As part of the first phase of CACOVID interventions, the coalition had helped to either build Isolation centres or donated medical equipment and PPEs to states that have isolation centers. CACOVID has since expanded to cover all 36 states in Nigeria and the FCT.

In the span of one month alone, the coalition has commissioned isolation centers in Rivers, Anambra, Kwara, Ondo, Ogun, Oyo, Kano, Delta, Borno, Plateau, Osun, Zamfara, Adamawa, Bauchi, Abuja, Gombe and Kogi.

As some of the country’s major cities were rounding up a fourth week of lockdown, CACOVID unveiled a palliative drive to feed 1.7 million households across the country. This ambitious plan is targeted to feed 10% of Nigeria’s 200million+ population. The Coalition has reportedly procured 200-truckload full of food items spanning 10kg bags of rice, 5kg bags of garri, cartons of noodles, 3 to 5kg packs of sugar, 1kg bags of salt, pasta and more. Each household will be receiving the relief items of about 20 to 22kg.

To ensure that these items reach those intended, CACOVID has put in place a robust logistics plan that will cater to door to door deliveries. Leveraging the expansive network of its members, representatives of the Coalition will be assigned in all 774 local governments in Nigeria to ensure the relief items get to the intended beneficiaries.
The food relief provision comes at an appropriate time as hunger has become a prominent theme in households across the country.

Looking beyond the pandemic

As many countries and world capitals have been put under strict lockdown, major industrial production chains have been brought to a halt.

The travel industry has been significantly affected, with airlines cancelling all flights and customers cancelling business and holiday trips due to travel bans introduced by world governments. According to the International Monetary Fund (IMF), the global economy will shrink by 3% this year. The IMF described the decline as the worst since the Great Depression of the 1930s.

Although it said that the coronavirus has plunged the world into a “crisis like no other”, it does expect global growth to rise to 5.8% by 2021 if the pandemic fades in the second half of 2020.

Many businesses, that had prior to the crisis seemed stable enough to weather any storm, have taken strict measures to maintain profitability or in other cases, to keep the business afloat long enough to outlast the pandemic.

In some parts the world, countries with the best healthcare systems have reported cases outweighing the availability of their care facilities and equipment, showing the gravity of the pandemic.

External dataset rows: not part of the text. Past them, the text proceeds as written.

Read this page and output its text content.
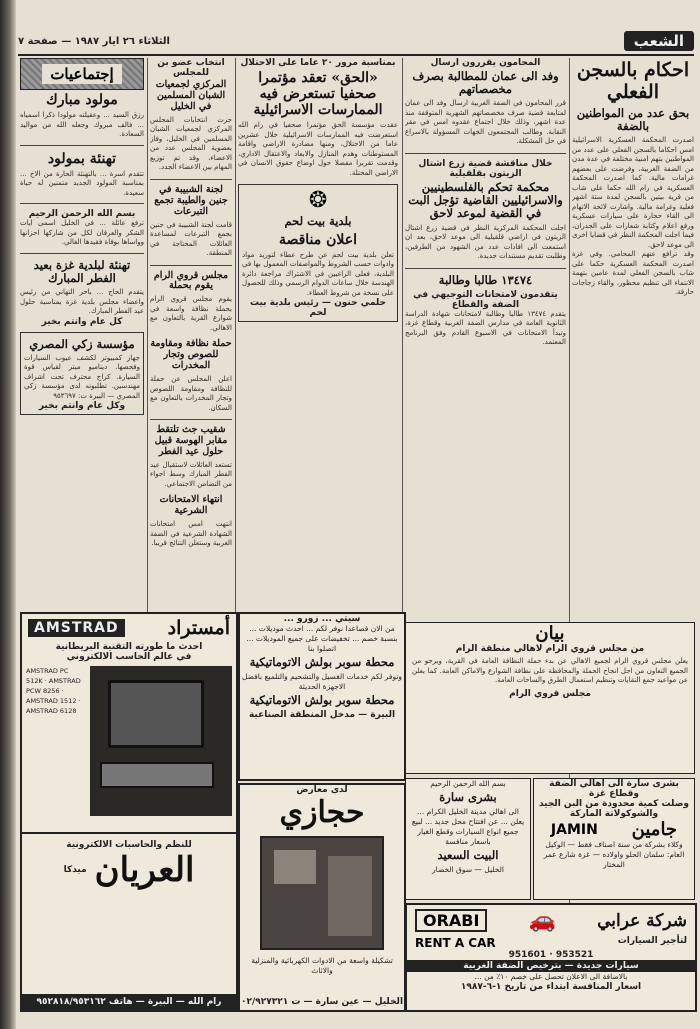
الشعب
الثلاثاء ٢٦ ايار ١٩٨٧ — صفحة ٧
احكام بالسجن الفعلي
بحق عدد من المواطنين بالضفة
اصدرت المحكمة العسكرية الاسرائيلية امس احكاما بالسجن الفعلي على عدد من المواطنين بتهم امنية مختلفة في عدة مدن من الضفة الغربية، وفرضت على بعضهم غرامات مالية. كما اصدرت المحكمة العسكرية في رام الله حكما على شاب من قرية بيتين بالسجن لمدة ستة اشهر فعلية وغرامة مالية. واشارت لائحة الاتهام الى القاء حجارة على سيارات عسكرية ورفع اعلام وكتابة شعارات على الجدران، فيما اجلت المحكمة النظر في قضايا اخرى الى موعد لاحق.
وقد ترافع عنهم المحامي. وفي غزة اصدرت المحكمة العسكرية حكما على شاب بالسجن الفعلي لمدة عامين بتهمة الانتماء الى تنظيم محظور، والقاء زجاجات حارقة.
المحامون يقررون ارسال
وفد الى عمان للمطالبة بصرف مخصصاتهم
قرر المحامون في الضفة الغربية ارسال وفد الى عمان لمتابعة قضية صرف مخصصاتهم الشهرية المتوقفة منذ عدة اشهر، وذلك خلال اجتماع عقدوه امس في مقر النقابة. وطالب المجتمعون الجهات المسؤولة بالاسراع في حل المشكلة.
خلال مناقشة قضية زرع اشتال الزيتون بقلقيلية
محكمة تحكم بالفلسطينيين والاسرائيليين القاضية تؤجل البت في القضية لموعد لاحق
اجلت المحكمة المركزية النظر في قضية زرع اشتال الزيتون في اراضي قلقيلية الى موعد لاحق، بعد ان استمعت الى افادات عدد من الشهود من الطرفين، وطلبت تقديم مستندات جديدة.
١٣٤٧٤ طالبا وطالبة
يتقدمون لامتحانات التوجيهي في الضفة والقطاع
يتقدم ١٣٤٧٤ طالبا وطالبة لامتحانات شهادة الدراسة الثانوية العامة في مدارس الضفة الغربية وقطاع غزة، وتبدأ الامتحانات في الاسبوع القادم وفق البرنامج المعتمد.
بمناسبة مرور ٢٠ عاما على الاحتلال
«الحق» تعقد مؤتمرا صحفيا تستعرض فيه الممارسات الاسرائيلية
عقدت مؤسسة الحق مؤتمرا صحفيا في رام الله استعرضت فيه الممارسات الاسرائيلية خلال عشرين عاما من الاحتلال، ومنها مصادرة الاراضي واقامة المستوطنات وهدم المنازل والابعاد والاعتقال الاداري، وقدمت تقريرا مفصلا حول اوضاع حقوق الانسان في الاراضي المحتلة.
❂
بلدية بيت لحم
اعلان مناقصة
تعلن بلدية بيت لحم عن طرح عطاء لتوريد مواد وادوات حسب الشروط والمواصفات المعمول بها في البلدية، فعلى الراغبين في الاشتراك مراجعة دائرة الهندسة خلال ساعات الدوام الرسمي وذلك للحصول على نسخة من شروط العطاء.
حلمي حنون — رئيس بلدية بيت لحم
انتخاب عضو بن للمجلس
المركزي لجمعيات الشبان المسلمين في الخليل
جرت انتخابات المجلس المركزي لجمعيات الشبان المسلمين في الخليل، وفاز بعضوية المجلس عدد من الاعضاء، وقد تم توزيع المهام بين الاعضاء الجدد.
لجنة الشبيبة في جنين والطيبة تجمع التبرعات
قامت لجنة الشبيبة في جنين بجمع التبرعات لمساعدة العائلات المحتاجة في المنطقة.
مجلس قروي الرام يقوم بحملة
يقوم مجلس قروي الرام بحملة نظافة واسعة في شوارع القرية بالتعاون مع الاهالي.
حملة نظافة ومقاومة للصوص وتجار المخدرات
اعلن المجلس عن حملة للنظافة ومقاومة اللصوص وتجار المخدرات بالتعاون مع السكان.
شقيب جث تلتقط مقابر الهوسة قبيل حلول عيد الفطر
تستعد العائلات لاستقبال عيد الفطر المبارك وسط اجواء من التضامن الاجتماعي.
انتهاء الامتحانات الشرعية
انتهت امس امتحانات الشهادة الشرعية في الضفة الغربية وستعلن النتائج قريبا.
إجتماعيات
مولود مبارك
رزق السيد ... وعقيلته مولودا ذكرا اسمياه ... فالف مبروك وجعله الله من مواليد السعادة.
تهنئة بمولود
تتقدم اسرة ... بالتهنئة الحارة من الاخ ... بمناسبة المولود الجديد متمنين له حياة سعيدة.
بسم الله الرحمن الرحيم
ترفع عائلة ... في الخليل اسمى ايات الشكر والعرفان لكل من شاركها احزانها وواساها بوفاة فقيدها الغالي.
تهنئة لبلدية غزة بعيد الفطر المبارك
يتقدم الحاج ... باحر التهاني من رئيس واعضاء مجلس بلدية غزة بمناسبة حلول عيد الفطر المبارك.
كل عام وانتم بخير
مؤسسة زكي المصري
جهاز كمبيوتر لكشف عيوب السيارات وفحصها. ديناميو ميتر لقياس قوة السيارة. كراج محترف تحت اشراف مهندسين. تطلبونه لدى مؤسسة زكي المصري — البيرة ت: ٩٥٣٦٩٧
وكل عام وانتم بخير
بيان
من مجلس قروي الرام لاهالي منطقة الرام
يعلن مجلس قروي الرام لجميع الاهالي عن بدء حملة النظافة العامة في القرية، ويرجو من الجميع التعاون من اجل انجاح الحملة والمحافظة على نظافة الشوارع والاماكن العامة. كما يعلن عن مواعيد جمع النفايات وتنظيم استعمال الطرق والساحات العامة.
مجلس قروي الرام
AMSTRAD	أمستراد
احدث ما طورته التقنية البريطانية
في عالم الحاسب الالكتروني
AMSTRAD PC 512K · AMSTRAD PCW 8256 · AMSTRAD 1512 · AMSTRAD 6128
للنظم والحاسبات الالكترونية
العريان
ميدكا
رام الله — البيرة — هاتف ٩٥٢٨١٨/٩٥٣١٦٢
سيتي ... زورو ...
من الان فصاعدا نوفر لكم ... احدث موديلات ... بنسبة خصم ... تخفيضات على جميع الموديلات ... اتصلوا بنا
محطة سوبر بولش الاتوماتيكية
وتوفر لكم خدمات الغسيل والتشحيم والتلميع بافضل الاجهزة الحديثة
محطة سوبر بولش الاتوماتيكية
البيرة — مدخل المنطقة الصناعية
لدى معارض
حجازي
تشكيلة واسعة من الادوات الكهربائية والمنزلية والاثاث
الخليل — عين سارة — ت ٠٢/٩٢٧٣٢١
بسم الله الرحمن الرحيم
بشرى سارة
الى اهالي مدينة الخليل الكرام ... يعلن ... عن افتتاح محل جديد ... لبيع جميع انواع السيارات وقطع الغيار باسعار منافسة
البيت السعيد
الخليل — سوق الخضار
بشرى سارة الى اهالي الضفة وقطاع غزة
وصلت كمية محدودة من البن الجيد والشوكولاتة الماركة
JAMIN جامين
وكلاء بشركة من سنة اصناف فقط — الوكيل العام: سلمان الحلو واولاده — غزة شارع عمر المختار
ORABI	🚗 شركة عرابي
RENT A CAR	لتأجير السيارات
953521 · 951601
سيارات جديدة — بترخيص الضفة الغربية
بالاضافة الى الاعلان تحصل على خصم ١٠٪ من ...
اسعار المنافسة ابتداء من تاريخ ١-٦-١٩٨٧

According to the World Health Organization, Nigeria has one of the largest stock of Human Resources for Health (HRH) in Africa but, like the other 57 HRH crisis countries, has densities of nurses, midwives and doctors that are still too low to effectively deliver essential health services (1.95 per 1,000).

In recent years, migration to foreign countries has declined and the primary challenge for Nigeria is inadequate production and inequitable distribution of health workers. The health workforce is concentrated in urban tertiary health care services delivery in the South -West part of the country, particularly in Lagos. The resultant effect of this has been that the healthcare facilities in most states will not be adequate in the event of major COVID-19 outbreaks.

To bridge this gap, the donations by CACOVID, ranging from the full construction of centres in locations like Lagos to the refurbishment of others (Abuja, Enugu, etc.) and the donation of equipment and PPEs, will go a long way in not only Nigeria’s COVID-19 response, but also improve the general standing of healthcare in Nigeria.

CACOVID’s response to this global crisis has inspired renewed faith in private-sector institutions which had hitherto only been in the collective consciousness of Nigerians as mere service providers and no more. As the world continues to wait patiently for concrete progress on the treatment and eradication of COVID-19, Nigeria’s private sector hopefully continues to play its part, arming the government with requisite tools to protect its indigenes and ensuring the most vulnerable citizens are catered for.